Opinión

Colaboración | Ya están aquí

Los turrones -y otras incidencias navideñas-ya adornan estanterías de supermercados. La falta de productos (tan cacareada) no se nota en esas repisas metálicas llenas a rebosar de mercancía tan temporal como nosotros mismos. Es fecha mala en el calendario para los que penamos de soledad, como siempre me recordaba mi madre mientras ponía la cinta de los villancicos de su pueblo. Ella decía que los que faltaban hacían a la Navidad mucho más triste, porque los sitios que no ocupaban en la mesa eran mellas en el corazón. No lo decía textualmente, perdónenme la licencia catastrofista, pero ya me conocen. En algo sí que tenía razón, sobre todo en que la soledad mata.

Al parecer, antes que yo tuviera entendimiento suficiente para recordarlo, nuestra familia se reunía en celebraciones hasta que mi abuelo falleció. Tras ello mi abuela hizo lo que más o menos he hecho yo, tirando de soledad compartida con ausencias de muerto siempre presente. Vivió en esa agonía más de veinte años en los que nunca la vi vestida de otro color que el negro, a juego con unos ojos altivos y alegres a tiempos dispares.

La pérdida te sobrecoge. Eso no lo duden. Te transforma por completo, como si fueras una lata de refresco de aluminio entre sus manos exentas de calor humano. No te recicla, ni te convierte en algo nuevo, sino que te deja lastrada, asfixiándote, en cualquier papelera bien dispuesta a recibirte. A mí, mi muerto, nunca me dio añoranzas de Navidad porque él lo llenaba todo, incluidos los márgenes del calendario.

No había verano u otoño, primavera o verano que no lo cogiese por las solapas para hacerlo brillante solo para mis ojos. Supongo que por eso, no lo echo en falta en una época concreta sino que es minutero de alfileres clavados en el recuerdo cuando una moto pasa cerca o una voz llega con el viento de poniente. Esas añoranzas me lo traen tan vivo como lo fue hace más de cinco años y muchos días.

No sé si el dolor va por quinquenios o por docenas de meses como la Navidad. No sé si hay folletos que te prevengan de cogerlo o indicaciones de cómo puedes hacer para sobrevivir al tormento. En mi caso, lo tomo con resignación y alevosía, con estulticia y amaneramiento, con ronca voz de lágrima sin llanto y paso sin camino que enderezar la horma compuesta. Nos quedan días larguísimos de espumillón y panderetas, de comercios asiáticos a reventar de rojos. De jugueterías con bajo género y cosas que hay que regalar pero que no reflejan el amor ni el deseo, ni la soledad ni el hastío.

La vida me regaló besos castos, besos apasionados, besos infantiles, babas y mocos dados a puerta de colegio, a pie de guardería. Ahora me regala gritos adolescentes, risas vespertinas, carreras y más carreras sin destino fijo, porque los meses son irreverentes y solo se marcan por exámenes de biología y clases de idiomas. La temporalidad es lo que tiene y mi falta de previsión.

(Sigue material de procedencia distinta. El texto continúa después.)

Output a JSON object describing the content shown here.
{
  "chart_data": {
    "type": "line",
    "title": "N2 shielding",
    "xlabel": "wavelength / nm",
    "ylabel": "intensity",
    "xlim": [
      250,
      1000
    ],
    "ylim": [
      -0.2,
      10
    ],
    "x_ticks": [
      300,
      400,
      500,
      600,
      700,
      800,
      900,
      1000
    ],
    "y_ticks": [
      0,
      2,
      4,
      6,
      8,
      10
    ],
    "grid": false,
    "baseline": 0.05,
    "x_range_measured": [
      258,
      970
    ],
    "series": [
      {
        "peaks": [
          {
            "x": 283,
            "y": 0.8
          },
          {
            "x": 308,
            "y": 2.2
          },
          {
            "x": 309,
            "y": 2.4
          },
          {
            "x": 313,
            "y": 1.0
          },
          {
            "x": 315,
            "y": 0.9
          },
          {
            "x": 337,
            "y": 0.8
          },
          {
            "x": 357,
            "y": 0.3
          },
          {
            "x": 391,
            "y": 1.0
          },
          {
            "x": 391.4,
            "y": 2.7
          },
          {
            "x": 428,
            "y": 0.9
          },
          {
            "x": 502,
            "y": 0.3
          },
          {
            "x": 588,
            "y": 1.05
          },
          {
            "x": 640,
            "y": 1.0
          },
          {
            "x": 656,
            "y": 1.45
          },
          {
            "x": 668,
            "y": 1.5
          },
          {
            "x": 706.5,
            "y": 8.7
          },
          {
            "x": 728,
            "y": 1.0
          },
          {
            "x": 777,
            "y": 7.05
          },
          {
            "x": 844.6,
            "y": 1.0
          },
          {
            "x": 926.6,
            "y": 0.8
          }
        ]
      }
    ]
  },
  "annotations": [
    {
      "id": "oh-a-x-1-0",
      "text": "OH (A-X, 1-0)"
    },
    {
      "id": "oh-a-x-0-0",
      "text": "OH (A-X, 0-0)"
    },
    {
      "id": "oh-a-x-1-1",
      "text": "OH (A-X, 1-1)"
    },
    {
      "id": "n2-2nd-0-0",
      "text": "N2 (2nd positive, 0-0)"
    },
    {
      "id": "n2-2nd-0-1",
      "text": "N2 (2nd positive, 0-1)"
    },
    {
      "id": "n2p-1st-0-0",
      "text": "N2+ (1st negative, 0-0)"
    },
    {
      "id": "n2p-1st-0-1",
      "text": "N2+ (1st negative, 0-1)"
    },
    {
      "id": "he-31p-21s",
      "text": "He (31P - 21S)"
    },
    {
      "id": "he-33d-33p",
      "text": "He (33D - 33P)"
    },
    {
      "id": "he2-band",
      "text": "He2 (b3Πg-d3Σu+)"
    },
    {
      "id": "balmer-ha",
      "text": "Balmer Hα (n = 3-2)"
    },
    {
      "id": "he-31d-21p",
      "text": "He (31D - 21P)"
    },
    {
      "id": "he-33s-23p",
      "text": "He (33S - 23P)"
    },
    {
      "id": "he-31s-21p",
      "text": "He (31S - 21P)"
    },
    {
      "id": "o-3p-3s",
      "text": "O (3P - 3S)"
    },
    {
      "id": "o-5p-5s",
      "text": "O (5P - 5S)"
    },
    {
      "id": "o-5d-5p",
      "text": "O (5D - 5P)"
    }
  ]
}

Esa es antológica como la de los grandes Estados, las de las luces o los recursos naturales; Las de la provisiones o las de los atascos vehiculares, que no hay como ver una final de “la última tentación” para entender que todo se puede arreglar si Fanny le pide matrimonio a Cristopher. Los turrones me dan grima, porque no sé si es que los de ahora son una soberana porquería o los de Cáceres (comprados en los mercadillos tradicionales) eran los mejores del mundo.

Es el tiempo que nos burla y somete a su bota campera, dándonos varapalo de ciego sin bula a la puerta del templo. Las tortas de almendra- gordinflonas y enteras- eran bocado de cielo. Ahora -en cambio- ni las marcas más ilustradas me hacen salir ni a la casapuerta. Tampoco mi dentellada es la que era, mellada por los disgustos y los espasmos curriculares. No me como las uñas por la impaciencia, sino a mí misma en el proceso del cambio a la nada más absoluta. Y aun así, los turrones lucen festivos, vestidos con camisas de colores, rellenos de esperanza y futuro, de buenas intenciones pegadas a una etiqueta.